Reshuffle Kabinet yang Umurnya Tinggal 5 Hari Minggu Lagi Kental Nuansa Politis
JAKARTA – Reshuffle kabinet kembali diadakan Presiden Joko Widodo (Jokowi) dalam sisa masa jabatannya, sekitar lima minggu lagi. Hari ini, Jokowi melantik Sekretaris Jenderal Pengurus Besar Nahdlatul Ulama (PBNU) Saifullah Yusuf ( Gus Ipul ) sebagai Menteri Sosial (Mensos) pengganti Tri Rismaharini (Risma) yang tersebut mengundurkan diri akibat forward ke Pilgub Jawa Timur.
Pengunduran Risma disetujui Jokowi melalui Keputusan Presiden (Keppres) Nomor 100/P Tahun 2024 tentang Pemberhentian dengan Hormat Risma yang ditandatangani pada Jumat, 6 September 2024. Setelah Risma mundur, Jokowi menunjuk Menteri Koordinator Lingkup Pemberdayaan Orang serta Kebudayaan Muhadjir Effendy sebagai Pelaksana Tugas (Plt) Mensos.
Serah terima jabatan dari Muhadjir terhadap Gus Ipul berlangsung dalam Gedung Aneka Bhakti, Kementerian Sosial (Kemensos), Salemba, DKI Jakarta Pusat, Rabu (11/9/2024).

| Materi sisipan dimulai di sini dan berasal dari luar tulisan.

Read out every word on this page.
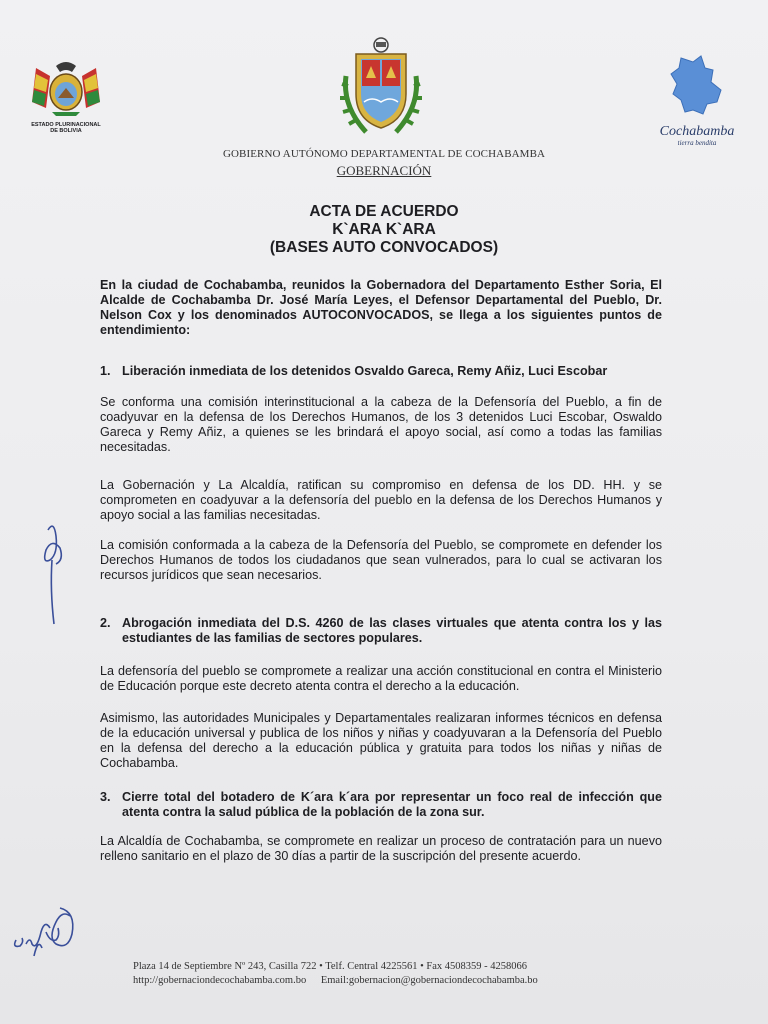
ESTADO PLURINACIONAL
DE BOLIVIA	Cochabamba
tierra bendita
GOBIERNO AUTÓNOMO DEPARTAMENTAL DE COCHABAMBA
GOBERNACIÓN
ACTA DE ACUERDO
K`ARA K`ARA
(BASES AUTO CONVOCADOS)
En la ciudad de Cochabamba, reunidos la Gobernadora del Departamento Esther Soria, El Alcalde de Cochabamba Dr. José María Leyes, el Defensor Departamental del Pueblo, Dr. Nelson Cox y los denominados AUTOCONVOCADOS, se llega a los siguientes puntos de entendimiento:
1. Liberación inmediata de los detenidos Osvaldo Gareca, Remy Añiz, Luci Escobar
Se conforma una comisión interinstitucional a la cabeza de la Defensoría del Pueblo, a fin de coadyuvar en la defensa de los Derechos Humanos, de los 3 detenidos Luci Escobar, Oswaldo Gareca y Remy Añiz, a quienes se les brindará el apoyo social, así como a todas las familias necesitadas.
La Gobernación y La Alcaldía, ratifican su compromiso en defensa de los DD. HH. y se comprometen en coadyuvar a la defensoría del pueblo en la defensa de los Derechos Humanos y apoyo social a las familias necesitadas.
La comisión conformada a la cabeza de la Defensoría del Pueblo, se compromete en defender los Derechos Humanos de todos los ciudadanos que sean vulnerados, para lo cual se activaran los recursos jurídicos que sean necesarios.
2. Abrogación inmediata del D.S. 4260 de las clases virtuales que atenta contra los y las estudiantes de las familias de sectores populares.
La defensoría del pueblo se compromete a realizar una acción constitucional en contra el Ministerio de Educación porque este decreto atenta contra el derecho a la educación.
Asimismo, las autoridades Municipales y Departamentales realizaran informes técnicos en defensa de la educación universal y publica de los niños y niñas y coadyuvaran a la Defensoría del Pueblo en la defensa del derecho a la educación pública y gratuita para todos los niñas y niñas de Cochabamba.
3. Cierre total del botadero de K´ara k´ara por representar un foco real de infección que atenta contra la salud pública de la población de la zona sur.
La Alcaldía de Cochabamba, se compromete en realizar un proceso de contratación para un nuevo relleno sanitario en el plazo de 30 días a partir de la suscripción del presente acuerdo.
Plaza 14 de Septiembre Nº 243, Casilla 722 • Telf. Central 4225561 • Fax 4508359 - 4258066
http://gobernaciondecochabamba.com.bo Email:gobernacion@gobernaciondecochabamba.bo
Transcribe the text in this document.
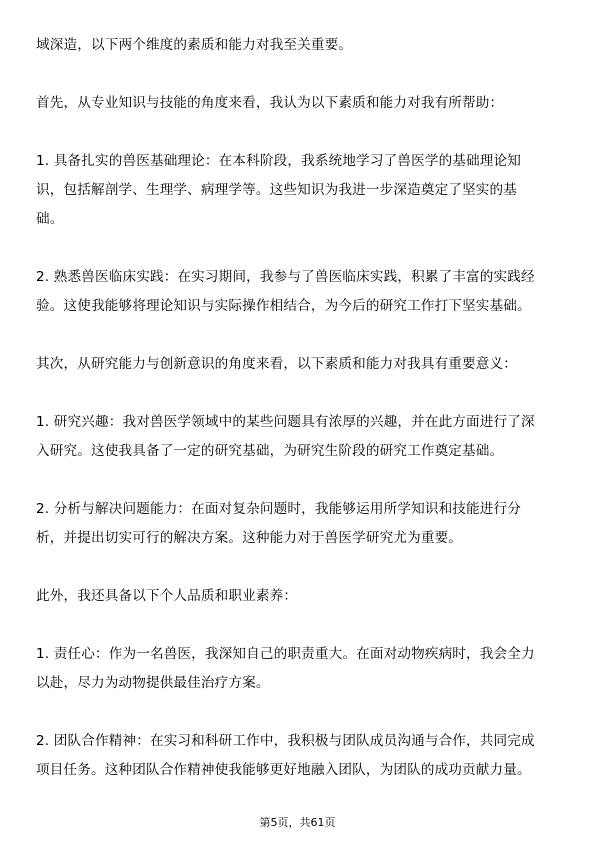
域深造，以下两个维度的素质和能力对我至关重要。
首先，从专业知识与技能的角度来看，我认为以下素质和能力对我有所帮助：
1. 具备扎实的兽医基础理论：在本科阶段，我系统地学习了兽医学的基础理论知
识，包括解剖学、生理学、病理学等。这些知识为我进一步深造奠定了坚实的基
础。
2. 熟悉兽医临床实践：在实习期间，我参与了兽医临床实践，积累了丰富的实践经
验。这使我能够将理论知识与实际操作相结合，为今后的研究工作打下坚实基础。
其次，从研究能力与创新意识的角度来看，以下素质和能力对我具有重要意义：
1. 研究兴趣：我对兽医学领域中的某些问题具有浓厚的兴趣，并在此方面进行了深
入研究。这使我具备了一定的研究基础，为研究生阶段的研究工作奠定基础。
2. 分析与解决问题能力：在面对复杂问题时，我能够运用所学知识和技能进行分
析，并提出切实可行的解决方案。这种能力对于兽医学研究尤为重要。
此外，我还具备以下个人品质和职业素养：
1. 责任心：作为一名兽医，我深知自己的职责重大。在面对动物疾病时，我会全力
以赴，尽力为动物提供最佳治疗方案。
2. 团队合作精神：在实习和科研工作中，我积极与团队成员沟通与合作，共同完成
项目任务。这种团队合作精神使我能够更好地融入团队，为团队的成功贡献力量。
第5页，共61页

Lalu, apakah ada urgensinya reshuffle kabinet kali ini?
“Tidak ada urgensi sekaligus imbas dari kinerja satu bulan dari Syaifullah Yusuf, semestinya ini cukup dijalankan pelaksana tugas,” kata Pengamat Politik sekaligus Direktur Eksekutif Indonesia Political Opinion (IPO) Dedi Kurnia Syah terhadap SINDOnews.
Dedi menilai penunjukan Gus Ipul justru menandai kedekatan Jokowi lalu PBNU yang tersebut ketika ini sedang berkonflik dengan Partai Kebangkitan Bangsa (PKB). “Bahkan jikalau didekatkan dengan upaya penelusuran tindakan hukum Mendes, tidak tidak ada mungkin saja reshuffle ini kental nuansa politis, bukanlah permintaan kekosongan tempat kementerian,” pungkasnya.